Tourné en cinq semaines, Le Rayon bleu accuse la maigreur de son budget et aurait sans doute gagné en atmosphère si Lieberman avait pu installer ses caméras à New York, comme il l’envisageait initialement, avant que les contraintes de production ne l’incitent à filmer à Los Angeles. Les limitations budgétaires l’empêchèrent également de tourner des flash-backs situés dans les années 60, où l’origine du mal aurait été plus explicitement montrée. On regrette surtout que le point de départ audacieux de ce scénario se solde finalement par un récit un tantinet erratique mêlant l’intrigue policière et le film d’épouvante sans parvenir à déjouer les conventions et les lieux communs des deux genres, d’autant que l’enquête de Zipkin finit par traîner en longueur. On sent bien la volonté du cinéaste de décliner la thématique très hitchcockienne du faux coupable en la teintant d’une horreur très urbaine.
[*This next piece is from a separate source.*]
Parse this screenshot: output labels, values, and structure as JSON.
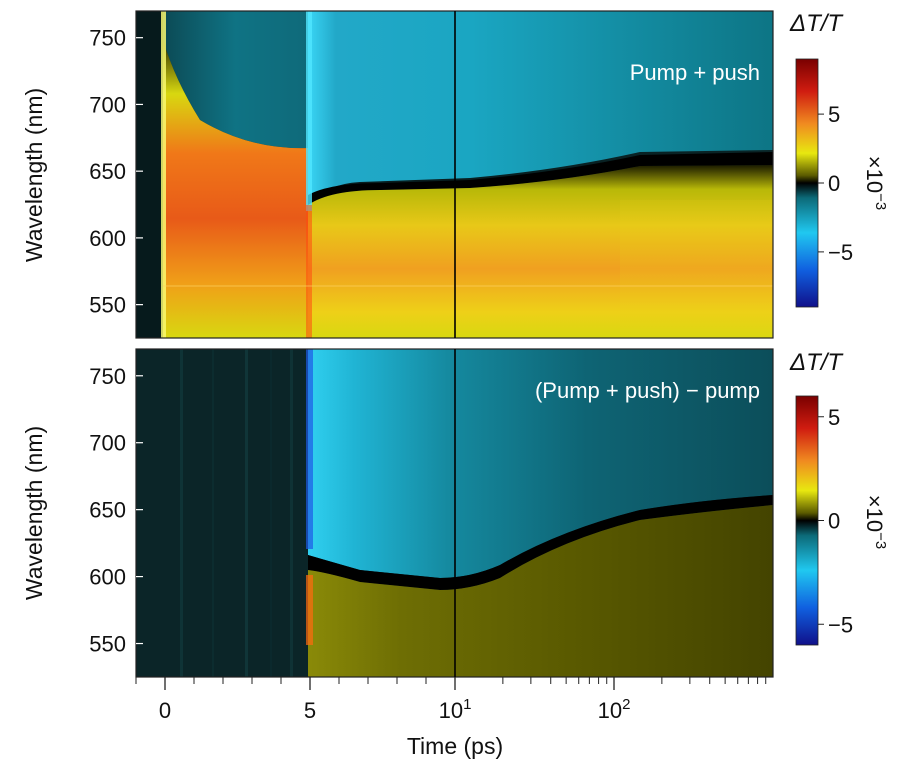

De fait, l’affrontement final de l’un des drogués dans le petit supermarché évoque irrésistiblement le Zombie de George Romero, qui ne sortira sur les écrans qu’un an plus tard.

Le faux coupable

S’il concourt à créer une ambiance insolite, le jeu outré de Zalman King joue en défaveur de la crédibilité de son personnage. Mais le comédien n’est pas vraiment à mettre en cause, dans la mesure où les instructions de Jeff Liebermann étaient d’adopter une attitude nerveuse et étrange pour laisser imaginer aux spectateurs que son héros pourrait très bien être lui aussi en proie à une mutation. Le réalisateur regrettera plus tard d’avoir dirigé King sur cette voie douteuse. Le Rayon bleu se démarque surtout par sa vision cynique de la société américaine, qui protège les citoyens respectables, fussent-ils des assassins psychopathes, au détriment des inadaptés, volontiers accusés des crimes à leur place. De toute évidence, le cinéaste effectue une sorte de transfert sur son héros, avec lequel il partage la même marginalité, hors des canons bien établis du monde hollywoodien. Le Rayon bleu marquera de son influence plusieurs autres films de genre, notamment le Scanners de David Cronenberg. Lieberman lui-même en signera une sorte de remake en 1988 avec le méconnu Remote Control.